Time was an important factor for cost-control and innovations through use of prefabricated systems like the Concrete Blocks, instead of the resource inefficient local stone and the use of RCC Chaukhats and CEB, ensured the speed of construction. Unit Rates, Bill of Quantities for the repetitive units were prepared and benchmarking done to arrive at optimum productivity levels.


People’s Aspect

This has probably been the crucial factor which made the Azadpura housing process into an experience in impacting life-styles. From the beginning, women were identified as being the house owners and so were the focus of the entire participative exercise. As an entry point activity, TARAGram had co-ordinated with the Madhya Pradesh Hasta Shilp Vikas Nigam for a training programme in fibre-based handicrafts for 14 Sahariya women who were included in the beneficiary list. Skill upgradation, balwadi for their children and literacy classes for both the women and the children were conducted regularly, which helped in increasing awareness while being earning members in their families. They became important allies in the house construction process.

Although TGNK was a major prime mover in the dissemination of the process of participatory house building with sustainable building technologies, the role of local catalytic agencies cannot be ignored. In retrospect, it seems evident that the strong feeling among this homogeneous Sahariya community for change materialised in the form of these 49 houses. There were leaders amongst them, like the 55 year-old local ‘Dai’ (mid-wife) - Bua, who was amongst the first few willing to take the plunge. Over 15 years of promises by the government with no result had moreover frustrated the people.
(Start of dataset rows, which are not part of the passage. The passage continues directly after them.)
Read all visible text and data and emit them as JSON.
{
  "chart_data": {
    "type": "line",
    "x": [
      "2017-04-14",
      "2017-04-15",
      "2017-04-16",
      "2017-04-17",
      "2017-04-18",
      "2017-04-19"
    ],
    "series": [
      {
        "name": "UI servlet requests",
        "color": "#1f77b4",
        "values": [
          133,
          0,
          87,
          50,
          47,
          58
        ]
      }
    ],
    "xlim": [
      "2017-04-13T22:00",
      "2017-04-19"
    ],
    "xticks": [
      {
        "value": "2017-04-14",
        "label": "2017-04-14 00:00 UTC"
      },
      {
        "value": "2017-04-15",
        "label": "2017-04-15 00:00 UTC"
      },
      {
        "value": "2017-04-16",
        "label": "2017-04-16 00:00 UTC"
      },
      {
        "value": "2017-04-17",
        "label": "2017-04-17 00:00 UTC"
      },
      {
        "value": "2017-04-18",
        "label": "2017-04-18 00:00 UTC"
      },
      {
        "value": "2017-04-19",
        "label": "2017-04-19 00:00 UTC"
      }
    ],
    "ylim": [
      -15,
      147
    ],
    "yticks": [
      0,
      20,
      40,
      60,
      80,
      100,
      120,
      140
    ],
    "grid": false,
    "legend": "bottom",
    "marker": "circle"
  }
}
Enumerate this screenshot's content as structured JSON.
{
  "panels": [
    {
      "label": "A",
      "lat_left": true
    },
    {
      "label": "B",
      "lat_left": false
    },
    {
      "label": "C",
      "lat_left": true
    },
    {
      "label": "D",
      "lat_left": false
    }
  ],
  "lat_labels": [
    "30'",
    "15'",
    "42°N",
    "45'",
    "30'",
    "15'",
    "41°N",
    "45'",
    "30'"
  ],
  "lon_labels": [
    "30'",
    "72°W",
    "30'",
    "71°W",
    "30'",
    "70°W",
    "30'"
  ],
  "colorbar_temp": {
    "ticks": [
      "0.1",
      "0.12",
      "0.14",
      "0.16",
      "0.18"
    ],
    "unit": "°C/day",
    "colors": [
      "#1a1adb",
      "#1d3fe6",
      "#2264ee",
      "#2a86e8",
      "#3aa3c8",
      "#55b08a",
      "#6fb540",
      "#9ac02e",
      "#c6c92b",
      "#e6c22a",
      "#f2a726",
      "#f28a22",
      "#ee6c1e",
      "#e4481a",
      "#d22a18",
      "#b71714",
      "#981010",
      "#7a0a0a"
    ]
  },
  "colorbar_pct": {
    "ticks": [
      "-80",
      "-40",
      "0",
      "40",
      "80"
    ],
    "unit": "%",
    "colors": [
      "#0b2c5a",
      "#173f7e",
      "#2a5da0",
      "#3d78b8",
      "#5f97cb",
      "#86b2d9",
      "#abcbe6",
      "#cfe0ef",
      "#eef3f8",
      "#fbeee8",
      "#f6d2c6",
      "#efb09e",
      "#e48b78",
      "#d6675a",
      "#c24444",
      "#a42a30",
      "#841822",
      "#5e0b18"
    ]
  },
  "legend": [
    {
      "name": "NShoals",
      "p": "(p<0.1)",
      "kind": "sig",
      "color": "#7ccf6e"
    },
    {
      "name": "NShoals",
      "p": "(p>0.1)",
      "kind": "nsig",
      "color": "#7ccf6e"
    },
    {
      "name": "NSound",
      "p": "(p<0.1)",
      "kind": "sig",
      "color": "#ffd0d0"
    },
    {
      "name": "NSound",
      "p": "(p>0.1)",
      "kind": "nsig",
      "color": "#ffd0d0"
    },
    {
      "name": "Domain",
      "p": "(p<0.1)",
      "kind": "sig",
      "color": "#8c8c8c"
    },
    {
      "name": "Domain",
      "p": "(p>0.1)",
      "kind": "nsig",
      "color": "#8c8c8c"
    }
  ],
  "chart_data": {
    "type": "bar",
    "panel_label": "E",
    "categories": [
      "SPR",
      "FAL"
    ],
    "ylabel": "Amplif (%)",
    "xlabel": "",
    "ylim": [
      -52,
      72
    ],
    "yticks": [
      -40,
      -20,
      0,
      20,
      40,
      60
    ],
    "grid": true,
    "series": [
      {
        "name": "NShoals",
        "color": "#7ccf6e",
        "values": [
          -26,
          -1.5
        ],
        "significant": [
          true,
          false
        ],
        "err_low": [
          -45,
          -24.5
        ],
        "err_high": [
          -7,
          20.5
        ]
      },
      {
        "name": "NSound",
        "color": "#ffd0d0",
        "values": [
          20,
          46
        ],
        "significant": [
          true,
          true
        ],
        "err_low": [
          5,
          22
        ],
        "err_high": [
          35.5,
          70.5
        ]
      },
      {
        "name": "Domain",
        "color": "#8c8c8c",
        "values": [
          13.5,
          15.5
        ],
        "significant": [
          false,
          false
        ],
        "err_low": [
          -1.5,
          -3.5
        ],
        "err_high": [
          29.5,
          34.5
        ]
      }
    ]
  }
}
The existence of TARAGram, the Appropriate Technology Centre which was creating local employment and local goodwill, was a point in TGNK’s favour.


Results

A summary of the management and development aspects of the Azadpura process is given in Table 1.

The entire exercise was completed within six months and was for TGNK an intense learning exercise on the ‘Power of the People’ and their capacity to determine their own destinies. For Azadpura this has resulted in :

An organic, cohesive and better living environment.
Evolution of building systems and an efficient team trained in its implementation.
Evolution of the concept of guilds amongst the masons.
Project management methods, leading to a self-replicating delivery mechanism.
Skill acquired in other income generating fibre-based handicrafts by the local women.
High input into the local economy (63 per cent).

The ripple effect of this process cannot be undermined. MCR has been accepted into the Government Rural Engineering Services specifications. This has led to the roofing of 65 more houses for the bidi workers in Tikamgarh. The concept of rural sanitation has also taken a boost, with people from the village wanting toilets built. It would be unfair to judge this project by only the direct benefits. It is a true example of an asset leading to asset multiplication in the local economy in the form of ‘material-assets’ as well as ‘people-assets’ through skills.

It is also an example of impacting life-styles of people below the poverty line through improved shelter and habitat. q

Richa Angirish and Geeta Vaidyanathan are Architects
with Development Alternatives, Regional Office, Jhansi.